The term loans will bear interest at LIBOR plus 10.75%; provided that after June 30, 2022, if the principal leverage ratio of the company (as defined in the credit agreement) is less than 2.25, the interest rate would be reduced to LIBOR plus 10.25 %. These conditions are subject to the Company maintaining a borrowing base under conditions consistent with the credit agreement.
Additionally, WhiteHawk managed to extract:
- 528,169 million new ordinary shares
- Dilution protected warrants to purchase an additional 2,043,291 common shares at an exercise price of $2. The strike price will be reset to a significantly lower level on March 31.”based on volume-weighted arithmetic average prices for the 30 trading days preceding March 31, 2022“
- Huge fee of $1.76 million
- An initial issuer discount of $0.5 million
Even without taking into account the substantial time value of the warrants, the additional shares and fees paid to WhiteHawk result in an effective interest rate of almost 15% for the new credit facility.
Assuming an average balance under the facility of $55 million, Boxlight would be expected to incur nearly $6.5 million in annual interest expense.
On the other hand, the new credit facility allowed the company to repay the remaining toxic convertible notes issued to Lind Global Asset Management LLC (“Lind Global”) to partially fund the acquisition of Sahara Presentation Systems (“Sahara”) in 2020.
Also keep in mind that the company still has to process the Series B and Series C Preferred Shares issued to former Sahara owners with an estimated $16 million cash redemption payment originally due at the end of the year. last.
Although the company hasn’t filed its 10-K yet, I’m guessing the company got an extension.
After a disappointing second half of 2021, Boxlight management expects respectable organic growth and greatly improved profitability for this year. In particular, the recent acquisition of FrontRow Calypso appears to be an excellent move as the transaction will increase margins by several hundred basis points and supports management’s expectations of positive cash flow for the year.
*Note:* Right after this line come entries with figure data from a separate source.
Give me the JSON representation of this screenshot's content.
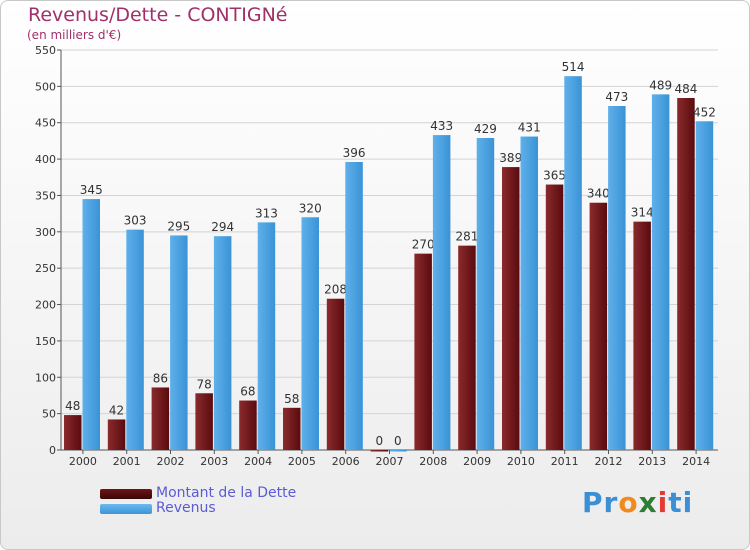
{
  "header": {
    "title": "Revenus/Dette - CONTIGNé",
    "subtitle": "(en milliers d'€)"
  },
  "legend": {
    "dette_label": "Montant de la Dette",
    "revenus_label": "Revenus"
  },
  "logo": {
    "text": "Proxiti",
    "letters": [
      "P",
      "r",
      "o",
      "x",
      "i",
      "t",
      "i"
    ],
    "letter_colors": [
      "#3b8fd6",
      "#3b8fd6",
      "#f08a1e",
      "#2e7d32",
      "#e53935",
      "#3b8fd6",
      "#3b8fd6"
    ]
  },
  "colors": {
    "dette": "#6e1518",
    "revenus": "#3b95d8",
    "title": "#a0306a",
    "legend_text": "#5b5bd6"
  },
  "chart_data": {
    "type": "bar",
    "title": "Revenus/Dette - CONTIGNé",
    "subtitle": "(en milliers d'€)",
    "categories": [
      "2000",
      "2001",
      "2002",
      "2003",
      "2004",
      "2005",
      "2006",
      "2007",
      "2008",
      "2009",
      "2010",
      "2011",
      "2012",
      "2013",
      "2014"
    ],
    "series": [
      {
        "name": "Montant de la Dette",
        "values": [
          48,
          42,
          86,
          78,
          68,
          58,
          208,
          0,
          270,
          281,
          389,
          365,
          340,
          314,
          484
        ]
      },
      {
        "name": "Revenus",
        "values": [
          345,
          303,
          295,
          294,
          313,
          320,
          396,
          0,
          433,
          429,
          431,
          514,
          473,
          489,
          452
        ]
      }
    ],
    "ylim": [
      0,
      550
    ],
    "yticks": [
      0,
      50,
      100,
      150,
      200,
      250,
      300,
      350,
      400,
      450,
      500,
      550
    ],
    "grid": true,
    "legend_position": "bottom-left"
  }
}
While the first quarter forecast of $44 million in sales and an adjusted EBITDA of $2 million is nothing out of the ordinary, business is expected to pick up significantly in the second quarter and particularly in the third quarter, which has always been the company’s strongest quarter.
Should Boxlight meet or even surpass profitability targets, I would expect the stock price to return above the $2 level.
Speculative investors willing to give management the benefit of the doubt should consider raising the stock to current depressed levels.
Given the improved outlook and updated valuation, I am raising my rating on which stocks to “buy”.